第一等の吉水は元辰方(竜脈が入首するところ)にあり、ちょうど嬰児が母乳を吸うように、直接に穴場を滋養する 🌱。
第二等の吉水は懐中方(穴場の左右を抱くところ)にあり、家常の食膳のように、生氣を調養できる 🍚。
第三等の水は中堂(明堂の正中)にあり、銭糧を蓄積し、家計が隆盛になることを主る 💰。
第四等の水は龍神方(来竜の方角)にあり、広く田宅を置き、官途が顕達することを主る 🏛️。
水口山の遠近は、来竜の長短に相応するべきであり、これが正応である。水勢の大小を識別し、水流の逆順を弁別できるようにすべきである。どのように区別するか?逆水は来朝の水であり、順水は会止の水である。明堂は水を受けることができ、甕の中に水を貯えるように、集まって泄れないようにする。
竜脈を識別しようと思えば、まず水勢を識別すべきである;水勢を識別しようと思えば、まず**「中」**——すなわち水流の中心的な脈絡を識別すべきである。「中」を識得すれば、逆水の中の真の機微を把握できる。

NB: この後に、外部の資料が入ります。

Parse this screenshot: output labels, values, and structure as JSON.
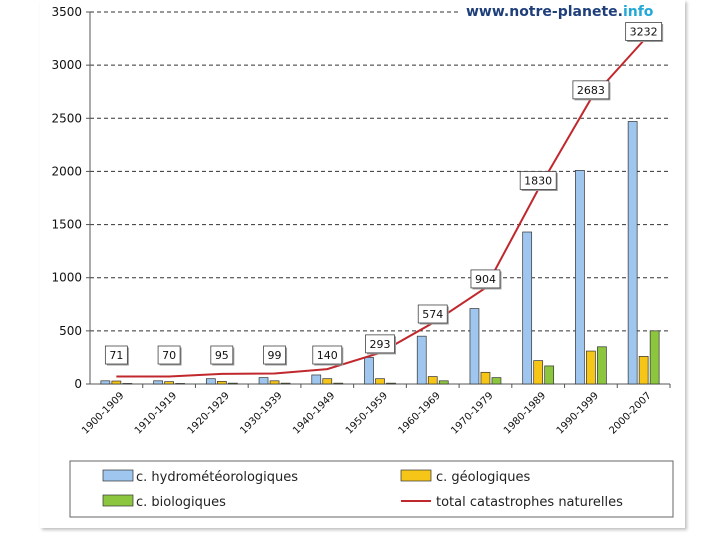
{
  "watermark": {
    "site": "www.notre-planete.",
    "tld": "info"
  },
  "chart_data": {
    "type": "bar",
    "categories": [
      "1900-1909",
      "1910-1919",
      "1920-1929",
      "1930-1939",
      "1940-1949",
      "1950-1959",
      "1960-1969",
      "1970-1979",
      "1980-1989",
      "1990-1999",
      "2000-2007"
    ],
    "ylim": [
      0,
      3500
    ],
    "yticks": [
      0,
      500,
      1000,
      1500,
      2000,
      2500,
      3000,
      3500
    ],
    "grid": true,
    "legend_position": "bottom",
    "series": [
      {
        "name": "c. hydrométéorologiques",
        "kind": "bar",
        "color": "#9fc6ee",
        "values": [
          30,
          30,
          50,
          60,
          85,
          250,
          450,
          710,
          1430,
          2010,
          2470
        ]
      },
      {
        "name": "c. géologiques",
        "kind": "bar",
        "color": "#f5c518",
        "values": [
          28,
          22,
          25,
          30,
          50,
          50,
          70,
          110,
          220,
          310,
          260
        ]
      },
      {
        "name": "c. biologiques",
        "kind": "bar",
        "color": "#8cc63f",
        "values": [
          5,
          5,
          8,
          8,
          8,
          8,
          30,
          60,
          170,
          350,
          500
        ]
      },
      {
        "name": "total catastrophes naturelles",
        "kind": "line",
        "color": "#c0282d",
        "values": [
          71,
          70,
          95,
          99,
          140,
          293,
          574,
          904,
          1830,
          2683,
          3232
        ]
      }
    ]
  }
}
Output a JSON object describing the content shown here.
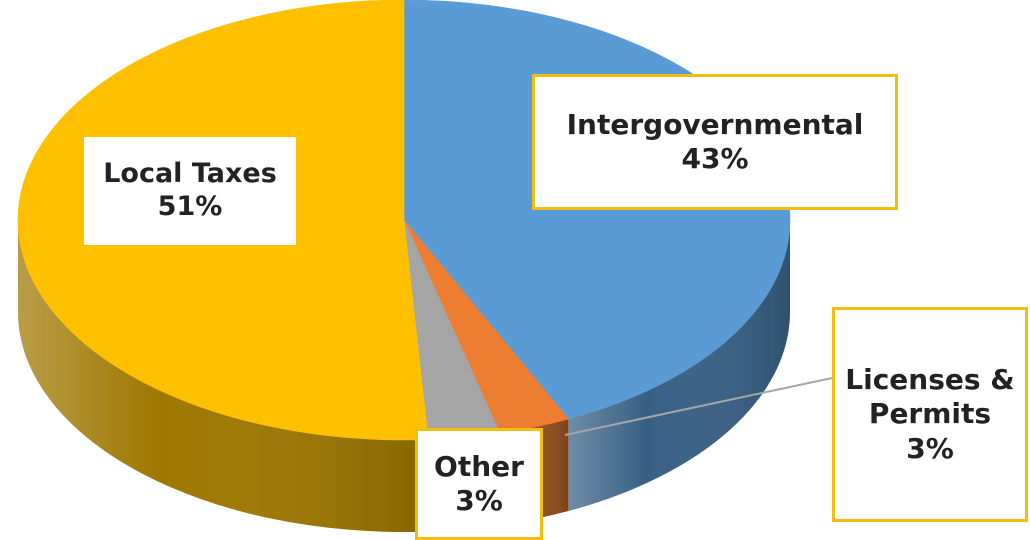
{
  "chart_data": {
    "type": "pie",
    "title": "",
    "categories": [
      "Intergovernmental",
      "Licenses & Permits",
      "Other",
      "Local Taxes"
    ],
    "values": [
      43,
      3,
      3,
      51
    ],
    "value_labels": [
      "43%",
      "3%",
      "3%",
      "51%"
    ],
    "label_lines": {
      "intergovernmental": [
        "Intergovernmental",
        "43%"
      ],
      "licenses": [
        "Licenses &",
        "Permits",
        "3%"
      ],
      "other": [
        "Other",
        "3%"
      ],
      "local_taxes": [
        "Local Taxes",
        "51%"
      ]
    },
    "colors": [
      "#5b9bd5",
      "#ed7d31",
      "#a5a5a5",
      "#ffc000"
    ],
    "style": "3d",
    "legend": "none"
  }
}
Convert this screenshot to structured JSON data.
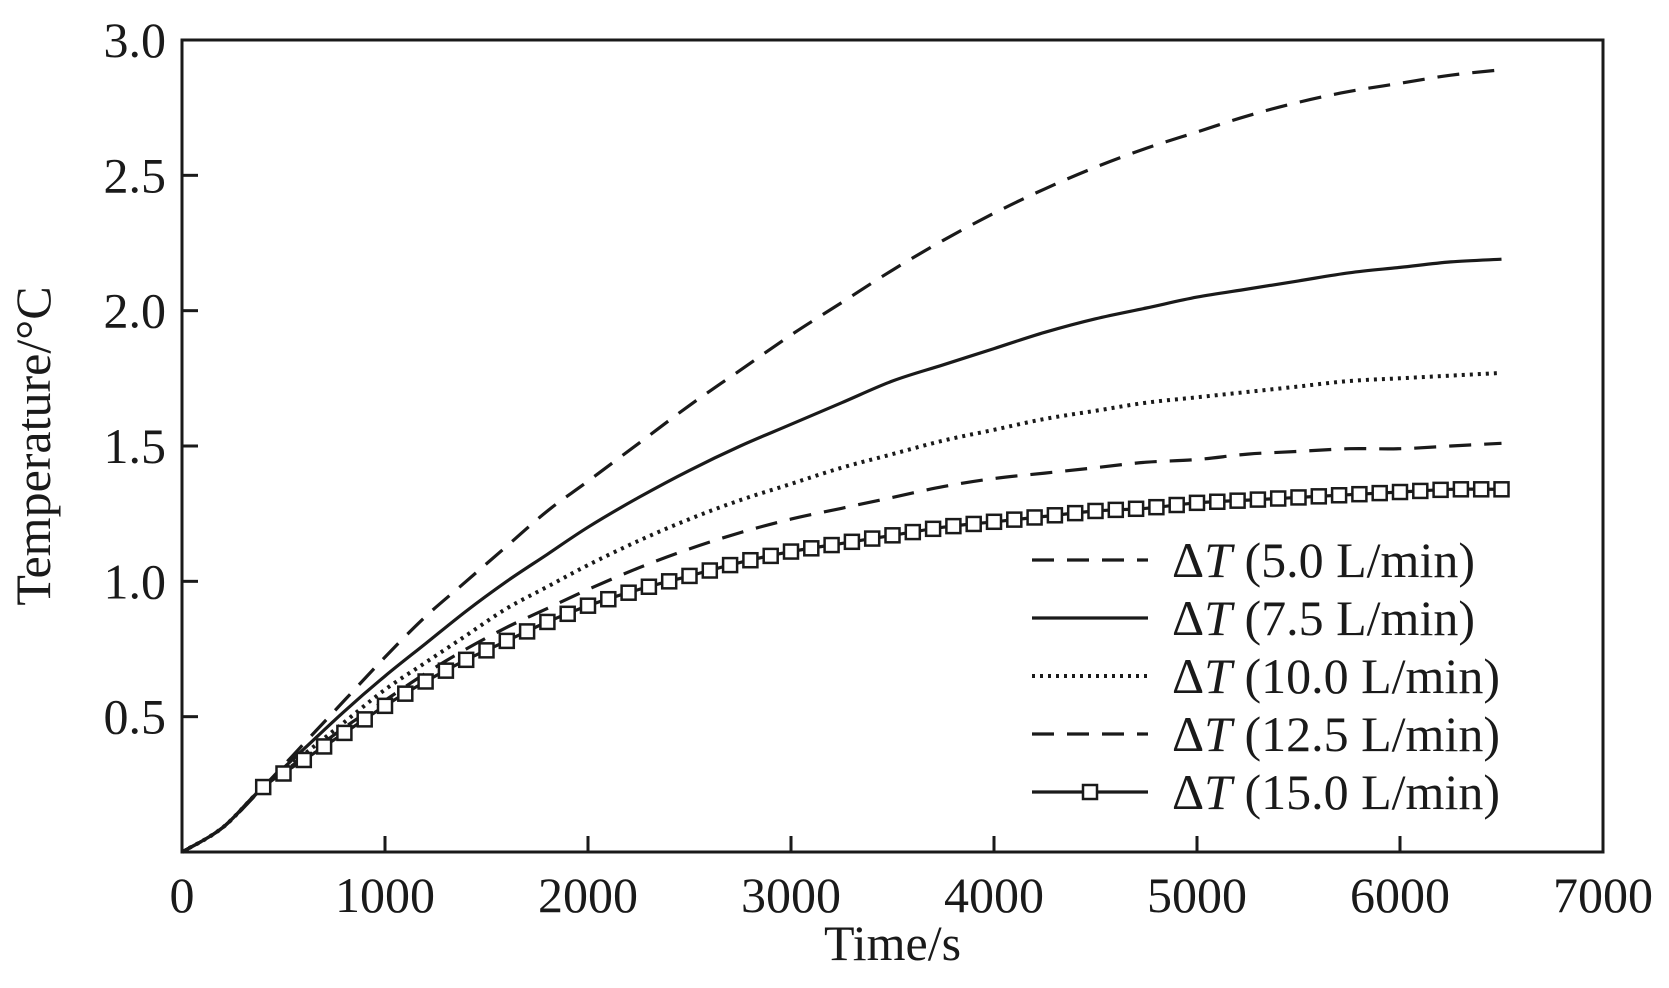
{
  "chart_data": {
    "type": "line",
    "title": "",
    "xlabel": "Time/s",
    "ylabel": "Temperature/°C",
    "xlim": [
      0,
      7000
    ],
    "ylim": [
      0,
      3.0
    ],
    "xticks": [
      0,
      1000,
      2000,
      3000,
      4000,
      5000,
      6000,
      7000
    ],
    "xtick_labels": [
      "0",
      "1000",
      "2000",
      "3000",
      "4000",
      "5000",
      "6000",
      "7000"
    ],
    "yticks": [
      0.5,
      1.0,
      1.5,
      2.0,
      2.5,
      3.0
    ],
    "ytick_labels": [
      "0.5",
      "1.0",
      "1.5",
      "2.0",
      "2.5",
      "3.0"
    ],
    "grid": false,
    "legend_position": "bottom-right",
    "series": [
      {
        "name": "ΔT (5.0 L/min)",
        "legend_symbol": "Δ",
        "legend_var": "T",
        "legend_rest": " (5.0 L/min)",
        "style": "dashed",
        "x": [
          0,
          200,
          400,
          600,
          800,
          1000,
          1200,
          1400,
          1600,
          1800,
          2000,
          2250,
          2500,
          2750,
          3000,
          3250,
          3500,
          3750,
          4000,
          4250,
          4500,
          4750,
          5000,
          5250,
          5500,
          5750,
          6000,
          6250,
          6500
        ],
        "y": [
          0,
          0.09,
          0.24,
          0.4,
          0.56,
          0.72,
          0.87,
          1.0,
          1.13,
          1.26,
          1.37,
          1.51,
          1.65,
          1.78,
          1.91,
          2.03,
          2.15,
          2.26,
          2.36,
          2.45,
          2.53,
          2.6,
          2.66,
          2.72,
          2.77,
          2.81,
          2.84,
          2.87,
          2.89
        ]
      },
      {
        "name": "ΔT (7.5 L/min)",
        "legend_symbol": "Δ",
        "legend_var": "T",
        "legend_rest": " (7.5 L/min)",
        "style": "solid",
        "x": [
          0,
          200,
          400,
          600,
          800,
          1000,
          1200,
          1400,
          1600,
          1800,
          2000,
          2250,
          2500,
          2750,
          3000,
          3250,
          3500,
          3750,
          4000,
          4250,
          4500,
          4750,
          5000,
          5250,
          5500,
          5750,
          6000,
          6250,
          6500
        ],
        "y": [
          0,
          0.09,
          0.24,
          0.38,
          0.52,
          0.65,
          0.77,
          0.89,
          1.0,
          1.1,
          1.2,
          1.31,
          1.41,
          1.5,
          1.58,
          1.66,
          1.74,
          1.8,
          1.86,
          1.92,
          1.97,
          2.01,
          2.05,
          2.08,
          2.11,
          2.14,
          2.16,
          2.18,
          2.19
        ]
      },
      {
        "name": "ΔT (10.0 L/min)",
        "legend_symbol": "Δ",
        "legend_var": "T",
        "legend_rest": " (10.0 L/min)",
        "style": "dotted",
        "x": [
          0,
          200,
          400,
          600,
          800,
          1000,
          1200,
          1400,
          1600,
          1800,
          2000,
          2250,
          2500,
          2750,
          3000,
          3250,
          3500,
          3750,
          4000,
          4250,
          4500,
          4750,
          5000,
          5250,
          5500,
          5750,
          6000,
          6250,
          6500
        ],
        "y": [
          0,
          0.09,
          0.24,
          0.36,
          0.48,
          0.6,
          0.7,
          0.8,
          0.9,
          0.98,
          1.06,
          1.15,
          1.23,
          1.3,
          1.36,
          1.42,
          1.47,
          1.52,
          1.56,
          1.6,
          1.63,
          1.66,
          1.68,
          1.7,
          1.72,
          1.74,
          1.75,
          1.76,
          1.77
        ]
      },
      {
        "name": "ΔT (12.5 L/min)",
        "legend_symbol": "Δ",
        "legend_var": "T",
        "legend_rest": " (12.5 L/min)",
        "style": "dashed",
        "x": [
          0,
          200,
          400,
          600,
          800,
          1000,
          1200,
          1400,
          1600,
          1800,
          2000,
          2250,
          2500,
          2750,
          3000,
          3250,
          3500,
          3750,
          4000,
          4250,
          4500,
          4750,
          5000,
          5250,
          5500,
          5750,
          6000,
          6250,
          6500
        ],
        "y": [
          0,
          0.09,
          0.24,
          0.35,
          0.46,
          0.56,
          0.66,
          0.75,
          0.83,
          0.9,
          0.97,
          1.05,
          1.12,
          1.18,
          1.23,
          1.27,
          1.31,
          1.35,
          1.38,
          1.4,
          1.42,
          1.44,
          1.45,
          1.47,
          1.48,
          1.49,
          1.49,
          1.5,
          1.51
        ]
      },
      {
        "name": "ΔT (15.0 L/min)",
        "legend_symbol": "Δ",
        "legend_var": "T",
        "legend_rest": " (15.0 L/min)",
        "style": "solid-square-markers",
        "x": [
          0,
          200,
          400,
          600,
          800,
          1000,
          1200,
          1400,
          1600,
          1800,
          2000,
          2250,
          2500,
          2750,
          3000,
          3250,
          3500,
          3750,
          4000,
          4250,
          4500,
          4750,
          5000,
          5250,
          5500,
          5750,
          6000,
          6250,
          6500
        ],
        "y": [
          0,
          0.09,
          0.24,
          0.34,
          0.44,
          0.54,
          0.63,
          0.71,
          0.78,
          0.85,
          0.91,
          0.97,
          1.02,
          1.07,
          1.11,
          1.14,
          1.17,
          1.2,
          1.22,
          1.24,
          1.26,
          1.27,
          1.29,
          1.3,
          1.31,
          1.32,
          1.33,
          1.34,
          1.34
        ]
      }
    ]
  }
}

水が穴場に近づくときは、**織布の梭(ひ)**のように行き来して交錯するべきである;穴前に到るときは、環抱して弯曲することを須いる;穴の後を流れるときも、なお梭織のように繞らせるべきである。このような水は、吉水である 🌊。
水が竜脈と逆し、穴場と逆し、砂峰と逆する、これを水の得という。例えば:山勢が東に向かえば、水は西から来る;水勢が東に向かえば、山は西から走る。山勢が廻転すれば、水勢もそれに従って如如として動かない;水勢が廻転すれば、山勢もまた如如として相応する。これらはすべて真逆であり、見ても固執する必要はない。
二つの水が合わさっても、逆勢がなければ、穴もまた真ではありません。水城が流れ転じるところを見て、穴位を論定すれば、これで拠るに足る。
例えば:山が北に座し南に向かい、水が西から東へ流れ、転じて北に向かえば、北に地がある。なぜか?水勢が北に環抱すれば、気はここに聚合し、融結に適するからである。このように類推すれば、穴地は得やすい。
水口に捍門があれば、守備は堅固である;羅星があれば、関鎖は周密である。形が或いは剣戟、旌旗、長矛のようであり、或いは車馬、獅象、鵝雁、鳳鸞のようである 🦁🐘。この二類の星辰(捍門と羅星)を見るには、頭尾の高低を論ずる須があり、これは穴位の重要な依拠である。
水勢の緊緩を観察すれば、気の有無がわかる;形势の大小を観察すれば、格局の規模がわかる。竜門(水口関鎖のところ)を尋ね、穴戸(入首のところ)を点ず。水口は緊密にすべきであり、下手砂は情があって顧みることがあるようにすべきである。竜脈が停駐すれば、水口は必ず狭窄である;停駐しなければ、水口は広闊に見える。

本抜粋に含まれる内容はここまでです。